The new price target reflects an anticipation of strong growth for the pharmaceutical giant in the year 2024. The firm's assessment comes despite the recent drop in Novartis shares, which occurred last week following a solid second-quarter update.

According to Berenberg, the dip in Novartis' stock value indicates that investors are adjusting their perspectives, moving beyond the immediate positive financial results. The firm suggests that while the current outlook for Novartis is positive, with expectations of strong growth in the next year, challenges may arise from patent expirations starting in 2025. This looming issue is seen as a potential dampener on growth prospects.

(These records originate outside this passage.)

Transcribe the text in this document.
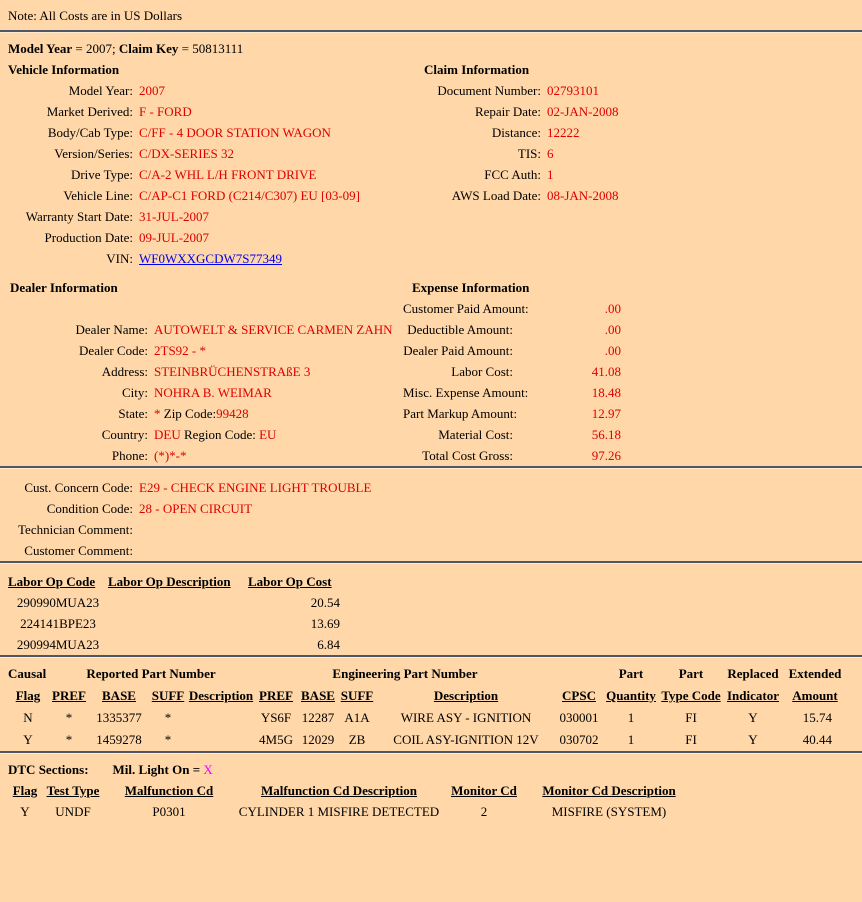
Note: All Costs are in US Dollars
Model Year = 2007; Claim Key = 50813111
Vehicle Information
Model Year: 2007
Market Derived: F - FORD
Body/Cab Type: C/FF - 4 DOOR STATION WAGON
Version/Series: C/DX-SERIES 32
Drive Type: C/A-2 WHL L/H FRONT DRIVE
Vehicle Line: C/AP-C1 FORD (C214/C307) EU [03-09]
Warranty Start Date: 31-JUL-2007
Production Date: 09-JUL-2007
VIN: WF0WXXGCDW7S77349
Claim Information
Document Number: 02793101
Repair Date: 02-JAN-2008
Distance: 12222
TIS: 6
FCC Auth: 1
AWS Load Date: 08-JAN-2008
Dealer Information
Dealer Name: AUTOWELT & SERVICE CARMEN ZAHN
Dealer Code: 2TS92 - *
Address: STEINBRÜCHENSTRAßE 3
City: NOHRA B. WEIMAR
State: * Zip Code:99428
Country: DEU Region Code: EU
Phone: (*)*-*
Expense Information
Customer Paid Amount:	.00
Deductible Amount:	.00
Dealer Paid Amount:	.00
Labor Cost:	41.08
Misc. Expense Amount:	18.48
Part Markup Amount:	12.97
Material Cost:	56.18
Total Cost Gross:	97.26
Cust. Concern Code: E29 - CHECK ENGINE LIGHT TROUBLE
Condition Code: 28 - OPEN CIRCUIT
Technician Comment:
Customer Comment:
Labor Op Code	Labor Op Description	Labor Op Cost
290990MUA23		20.54
224141BPE23		13.69
290994MUA23		6.84
Causal	Reported Part Number				Engineering Part Number					Part	Part	Replaced	Extended
Flag	PREF	BASE	SUFF	Description	PREF	BASE	SUFF	Description	CPSC	Quantity	Type Code	Indicator	Amount
N	*	1335377	*		YS6F	12287	A1A	WIRE ASY - IGNITION	030001	1	FI	Y	15.74
Y	*	1459278	*		4M5G	12029	ZB	COIL ASY-IGNITION 12V	030702	1	FI	Y	40.44
DTC Sections: Mil. Light On = X
Flag	Test Type	Malfunction Cd	Malfunction Cd Description	Monitor Cd	Monitor Cd Description
Y	UNDF	P0301	CYLINDER 1 MISFIRE DETECTED	2	MISFIRE (SYSTEM)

The assessment by Berenberg points to a balancing act for Novartis as it navigates high market expectations. The firm acknowledges the company's near-term growth and positive developments in its pipeline but cautions about the increased risks that come with heightened expectations.

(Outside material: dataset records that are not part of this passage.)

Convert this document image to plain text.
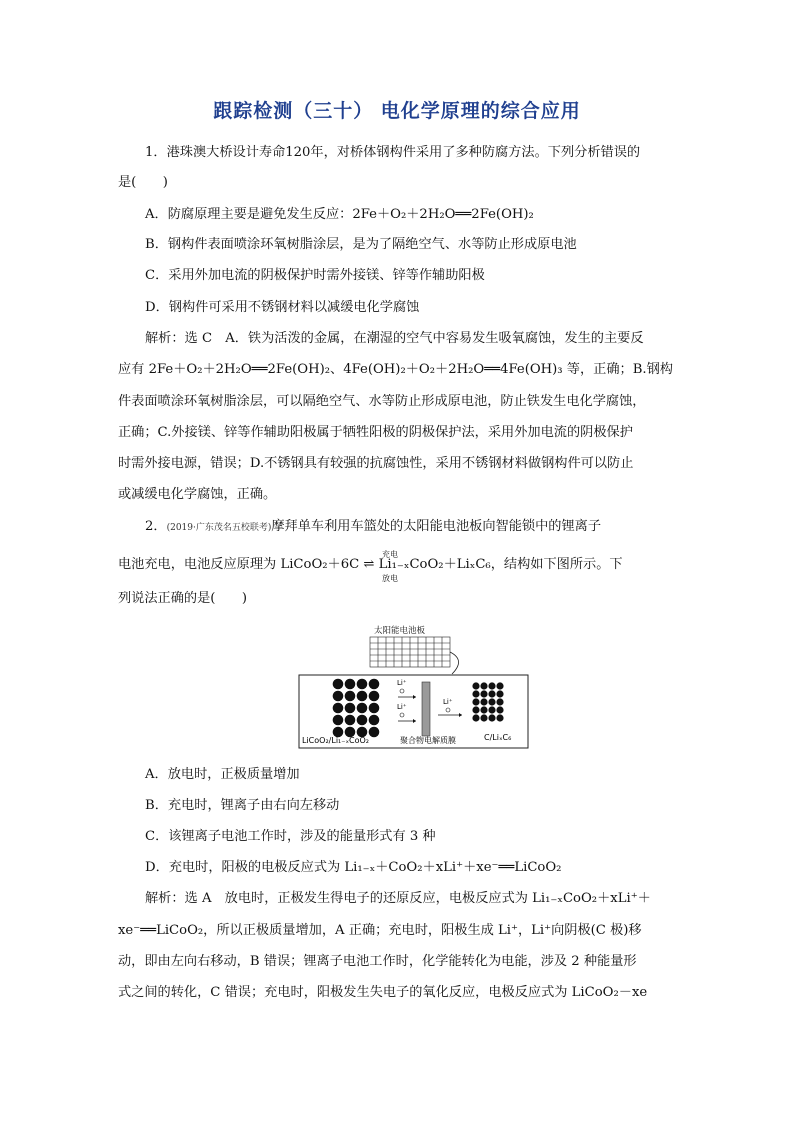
跟踪检测（三十） 电化学原理的综合应用
1．港珠澳大桥设计寿命120年，对桥体钢构件采用了多种防腐方法。下列分析错误的
是(　　)
A．防腐原理主要是避免发生反应：2Fe＋O₂＋2H₂O══2Fe(OH)₂
B．钢构件表面喷涂环氧树脂涂层，是为了隔绝空气、水等防止形成原电池
C．采用外加电流的阴极保护时需外接镁、锌等作辅助阳极
D．钢构件可采用不锈钢材料以减缓电化学腐蚀
解析：选 C　A．铁为活泼的金属，在潮湿的空气中容易发生吸氧腐蚀，发生的主要反
应有 2Fe＋O₂＋2H₂O══2Fe(OH)₂、4Fe(OH)₂＋O₂＋2H₂O══4Fe(OH)₃ 等，正确；B.钢构
件表面喷涂环氧树脂涂层，可以隔绝空气、水等防止形成原电池，防止铁发生电化学腐蚀，
正确；C.外接镁、锌等作辅助阳极属于牺牲阳极的阴极保护法，采用外加电流的阴极保护
时需外接电源，错误；D.不锈钢具有较强的抗腐蚀性，采用不锈钢材料做钢构件可以防止
或减缓电化学腐蚀，正确。
2．(2019·广东茂名五校联考)摩拜单车利用车篮处的太阳能电池板向智能锁中的锂离子
电池充电，电池反应原理为 LiCoO₂＋6C ⇌ Li₁₋ₓCoO₂＋LiₓC₆，结构如下图所示。下
充电
放电
列说法正确的是(　　)
太阳能电池板
Li⁺
Li⁺
Li⁺
LiCoO₂/Li₁₋ₓCoO₂	聚合物电解质膜	C/LiₓC₆
A．放电时，正极质量增加
B．充电时，锂离子由右向左移动
C．该锂离子电池工作时，涉及的能量形式有 3 种
D．充电时，阳极的电极反应式为 Li₁₋ₓ＋CoO₂＋xLi⁺＋xe⁻══LiCoO₂
解析：选 A　放电时，正极发生得电子的还原反应，电极反应式为 Li₁₋ₓCoO₂＋xLi⁺＋
xe⁻══LiCoO₂，所以正极质量增加，A 正确；充电时，阳极生成 Li⁺，Li⁺向阴极(C 极)移
动，即由左向右移动，B 错误；锂离子电池工作时，化学能转化为电能，涉及 2 种能量形
式之间的转化，C 错误；充电时，阳极发生失电子的氧化反应，电极反应式为 LiCoO₂－xe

Novartis has been in focus for its quarterly performance, which has been robust, but the market's reaction has been mixed. Berenberg's revised price target is indicative of the firm's belief in Novartis' capacity to sustain growth in the short term, even as it approaches a period where patent expirations could affect its revenue stream.

The update provided by Berenberg is a significant indicator for investors, as it underscores the importance of looking beyond immediate financial metrics. Novartis' strategic direction and its ability to manage upcoming challenges will be crucial for its performance on the stock market, especially as it approaches a potentially transformative period post-2024.